Sam Townsend

Personal information
- Nationality: British
- Born: 26 November 1985 (age 40) Reading

Sport
- Club: Reading University BC

Medal record
Men's Rowing
Representing Great Britain
World Championships
| Silver medal – second place | 2014 Amsterdam | M4x |
| Bronze medal – third place | 2013 Chungjiu | M4x |
European Championships
| Silver medal – second place | 2014 Belgrade | M4x |
| Bronze medal – third place | 2015 Poznan | M4x |

= Sam Townsend =

British rower (born 1985)

Sam Townsend (born 26 November 1985 in Reading) is a British rower who competed at the 2012 Summer Olympics and 2016 Summer Olympics.

==Rowing career==
Townsend competed in the double sculls with Bill Lucas at the 2012 Olympic Games rowing events, finishing in fifth place.

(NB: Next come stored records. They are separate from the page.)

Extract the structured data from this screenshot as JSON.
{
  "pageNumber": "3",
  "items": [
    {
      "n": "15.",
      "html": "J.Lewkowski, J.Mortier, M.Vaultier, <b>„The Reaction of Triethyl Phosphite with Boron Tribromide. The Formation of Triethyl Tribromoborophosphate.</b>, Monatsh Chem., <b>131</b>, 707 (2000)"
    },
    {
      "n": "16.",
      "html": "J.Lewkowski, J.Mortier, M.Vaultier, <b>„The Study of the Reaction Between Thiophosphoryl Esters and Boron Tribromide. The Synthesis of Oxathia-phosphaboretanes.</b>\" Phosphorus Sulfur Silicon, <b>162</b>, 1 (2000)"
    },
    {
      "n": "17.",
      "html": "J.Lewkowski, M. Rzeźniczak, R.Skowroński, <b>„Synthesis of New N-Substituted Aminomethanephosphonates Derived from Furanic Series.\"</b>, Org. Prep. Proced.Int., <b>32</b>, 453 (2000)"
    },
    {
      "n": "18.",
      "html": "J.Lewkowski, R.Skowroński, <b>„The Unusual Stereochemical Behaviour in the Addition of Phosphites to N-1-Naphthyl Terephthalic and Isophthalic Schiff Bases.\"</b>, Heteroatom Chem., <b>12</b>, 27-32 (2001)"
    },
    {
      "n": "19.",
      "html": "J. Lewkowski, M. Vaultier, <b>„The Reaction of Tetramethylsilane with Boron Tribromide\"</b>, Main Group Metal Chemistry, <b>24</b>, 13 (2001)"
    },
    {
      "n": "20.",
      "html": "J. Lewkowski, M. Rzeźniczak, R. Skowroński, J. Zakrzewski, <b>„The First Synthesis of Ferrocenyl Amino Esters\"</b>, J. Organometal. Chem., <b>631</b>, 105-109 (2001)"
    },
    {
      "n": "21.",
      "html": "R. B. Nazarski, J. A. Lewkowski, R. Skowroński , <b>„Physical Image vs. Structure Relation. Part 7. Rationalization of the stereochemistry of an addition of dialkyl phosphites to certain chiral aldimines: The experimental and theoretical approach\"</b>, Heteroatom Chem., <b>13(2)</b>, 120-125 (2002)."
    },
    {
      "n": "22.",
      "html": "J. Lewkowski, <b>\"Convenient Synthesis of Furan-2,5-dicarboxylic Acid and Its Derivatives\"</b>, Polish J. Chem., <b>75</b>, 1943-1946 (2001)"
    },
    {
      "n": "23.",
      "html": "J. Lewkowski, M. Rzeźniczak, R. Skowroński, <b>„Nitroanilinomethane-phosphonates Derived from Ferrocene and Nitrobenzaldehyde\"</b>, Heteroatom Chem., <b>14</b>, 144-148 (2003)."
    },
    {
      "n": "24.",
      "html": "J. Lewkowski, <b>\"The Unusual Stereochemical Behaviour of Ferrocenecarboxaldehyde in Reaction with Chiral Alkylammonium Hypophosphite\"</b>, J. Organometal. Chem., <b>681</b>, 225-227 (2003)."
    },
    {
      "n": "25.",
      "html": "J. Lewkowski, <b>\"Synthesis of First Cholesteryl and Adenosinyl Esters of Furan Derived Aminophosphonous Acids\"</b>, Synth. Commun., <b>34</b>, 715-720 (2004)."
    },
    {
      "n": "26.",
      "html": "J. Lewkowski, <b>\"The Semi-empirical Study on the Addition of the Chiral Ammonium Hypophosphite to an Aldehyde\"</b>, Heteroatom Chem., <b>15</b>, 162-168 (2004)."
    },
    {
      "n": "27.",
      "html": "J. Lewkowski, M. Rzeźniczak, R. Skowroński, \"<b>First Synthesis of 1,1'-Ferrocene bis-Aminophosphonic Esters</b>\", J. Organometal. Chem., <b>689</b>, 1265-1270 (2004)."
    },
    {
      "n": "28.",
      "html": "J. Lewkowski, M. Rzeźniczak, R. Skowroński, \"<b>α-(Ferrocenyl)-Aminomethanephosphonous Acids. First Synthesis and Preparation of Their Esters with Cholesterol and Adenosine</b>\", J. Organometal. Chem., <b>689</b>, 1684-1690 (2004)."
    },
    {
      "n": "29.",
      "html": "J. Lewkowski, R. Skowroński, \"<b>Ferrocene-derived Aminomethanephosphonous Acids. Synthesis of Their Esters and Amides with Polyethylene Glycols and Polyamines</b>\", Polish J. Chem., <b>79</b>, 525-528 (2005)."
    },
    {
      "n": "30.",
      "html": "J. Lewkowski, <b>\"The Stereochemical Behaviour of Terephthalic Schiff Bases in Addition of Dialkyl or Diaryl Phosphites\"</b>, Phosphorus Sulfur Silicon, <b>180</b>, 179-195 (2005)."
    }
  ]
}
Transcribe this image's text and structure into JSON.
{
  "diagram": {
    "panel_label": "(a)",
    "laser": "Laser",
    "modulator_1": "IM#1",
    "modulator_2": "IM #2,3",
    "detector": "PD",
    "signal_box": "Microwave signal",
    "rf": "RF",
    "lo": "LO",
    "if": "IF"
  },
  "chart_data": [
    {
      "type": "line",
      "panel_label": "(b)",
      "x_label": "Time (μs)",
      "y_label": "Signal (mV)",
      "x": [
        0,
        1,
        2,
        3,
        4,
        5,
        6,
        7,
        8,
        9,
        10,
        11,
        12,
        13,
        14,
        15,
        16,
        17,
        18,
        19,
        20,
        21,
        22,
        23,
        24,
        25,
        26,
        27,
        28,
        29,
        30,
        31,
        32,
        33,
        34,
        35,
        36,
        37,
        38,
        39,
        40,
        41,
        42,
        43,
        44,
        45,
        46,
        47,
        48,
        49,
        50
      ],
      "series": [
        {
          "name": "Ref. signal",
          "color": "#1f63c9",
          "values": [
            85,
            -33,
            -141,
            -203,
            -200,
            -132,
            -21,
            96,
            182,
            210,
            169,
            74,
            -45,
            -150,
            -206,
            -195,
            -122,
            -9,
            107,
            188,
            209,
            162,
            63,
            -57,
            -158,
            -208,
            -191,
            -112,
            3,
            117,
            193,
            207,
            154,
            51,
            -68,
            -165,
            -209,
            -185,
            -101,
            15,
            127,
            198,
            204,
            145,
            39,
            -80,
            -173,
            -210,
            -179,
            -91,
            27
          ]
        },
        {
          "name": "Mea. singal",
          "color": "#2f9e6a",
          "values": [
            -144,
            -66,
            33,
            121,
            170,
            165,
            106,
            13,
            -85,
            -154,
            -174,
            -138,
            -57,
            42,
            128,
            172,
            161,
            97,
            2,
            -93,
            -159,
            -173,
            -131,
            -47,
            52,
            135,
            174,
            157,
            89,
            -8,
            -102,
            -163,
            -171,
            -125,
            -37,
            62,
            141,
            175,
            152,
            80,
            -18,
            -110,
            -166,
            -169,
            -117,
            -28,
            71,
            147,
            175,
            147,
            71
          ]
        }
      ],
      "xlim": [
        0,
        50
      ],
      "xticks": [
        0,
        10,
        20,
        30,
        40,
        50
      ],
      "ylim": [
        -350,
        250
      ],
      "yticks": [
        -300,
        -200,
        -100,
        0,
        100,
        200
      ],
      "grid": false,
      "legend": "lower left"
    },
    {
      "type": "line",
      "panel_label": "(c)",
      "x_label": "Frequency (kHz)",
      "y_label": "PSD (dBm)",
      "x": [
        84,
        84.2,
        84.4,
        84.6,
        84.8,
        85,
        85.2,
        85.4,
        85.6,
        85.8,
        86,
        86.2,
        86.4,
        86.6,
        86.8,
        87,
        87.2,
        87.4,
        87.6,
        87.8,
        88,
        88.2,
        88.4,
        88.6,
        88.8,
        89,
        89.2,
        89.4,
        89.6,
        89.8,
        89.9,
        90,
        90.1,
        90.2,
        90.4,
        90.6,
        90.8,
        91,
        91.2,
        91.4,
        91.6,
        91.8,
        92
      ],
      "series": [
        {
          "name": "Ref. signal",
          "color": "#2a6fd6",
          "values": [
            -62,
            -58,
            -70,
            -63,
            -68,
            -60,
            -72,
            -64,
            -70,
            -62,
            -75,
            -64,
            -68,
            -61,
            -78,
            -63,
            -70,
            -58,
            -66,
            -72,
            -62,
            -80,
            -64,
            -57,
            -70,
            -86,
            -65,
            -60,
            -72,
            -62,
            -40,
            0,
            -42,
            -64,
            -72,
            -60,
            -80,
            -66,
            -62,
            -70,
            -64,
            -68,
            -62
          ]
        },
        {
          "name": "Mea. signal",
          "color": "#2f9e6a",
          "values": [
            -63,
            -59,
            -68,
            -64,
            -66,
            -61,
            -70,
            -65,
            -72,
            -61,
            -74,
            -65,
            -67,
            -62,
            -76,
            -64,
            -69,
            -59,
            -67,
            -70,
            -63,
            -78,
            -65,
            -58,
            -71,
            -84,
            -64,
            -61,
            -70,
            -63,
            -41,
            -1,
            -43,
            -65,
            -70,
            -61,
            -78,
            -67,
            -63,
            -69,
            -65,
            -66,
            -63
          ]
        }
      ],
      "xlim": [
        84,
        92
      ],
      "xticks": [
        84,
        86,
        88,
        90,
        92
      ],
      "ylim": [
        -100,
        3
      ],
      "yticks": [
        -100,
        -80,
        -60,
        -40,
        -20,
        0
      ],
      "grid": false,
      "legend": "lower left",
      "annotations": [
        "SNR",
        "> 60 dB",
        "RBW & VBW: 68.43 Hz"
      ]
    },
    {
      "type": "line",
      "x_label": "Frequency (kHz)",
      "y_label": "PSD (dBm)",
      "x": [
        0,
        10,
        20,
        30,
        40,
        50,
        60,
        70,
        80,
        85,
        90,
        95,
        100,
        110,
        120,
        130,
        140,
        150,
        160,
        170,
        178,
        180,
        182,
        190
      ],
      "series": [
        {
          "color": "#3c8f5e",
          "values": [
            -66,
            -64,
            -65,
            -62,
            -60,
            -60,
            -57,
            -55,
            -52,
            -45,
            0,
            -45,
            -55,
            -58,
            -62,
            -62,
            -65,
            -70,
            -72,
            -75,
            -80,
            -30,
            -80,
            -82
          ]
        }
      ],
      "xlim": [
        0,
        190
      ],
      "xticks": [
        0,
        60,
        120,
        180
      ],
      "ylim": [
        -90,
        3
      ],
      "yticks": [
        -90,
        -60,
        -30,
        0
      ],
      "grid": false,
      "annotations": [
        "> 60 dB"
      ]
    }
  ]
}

He competed at the 2013 World Rowing Championships in Chungju, where he won a bronze medal as part of the quad sculls with Graeme Thomas, Charles Cousins and Peter Lambert. The following year he competed at the 2014 World Rowing Championships in Bosbaan, Amsterdam, where he won a silver medal as part of the quadruple sculls with Thomas, Cousins and Lambert.

In 2016 he went to his second Olympic Games competing in the quadruple sculls with Jack Beaumont, Angus Groom and Peter Lambert.

==Personal life==
His wife, Natasha Page, is also an Olympic rower.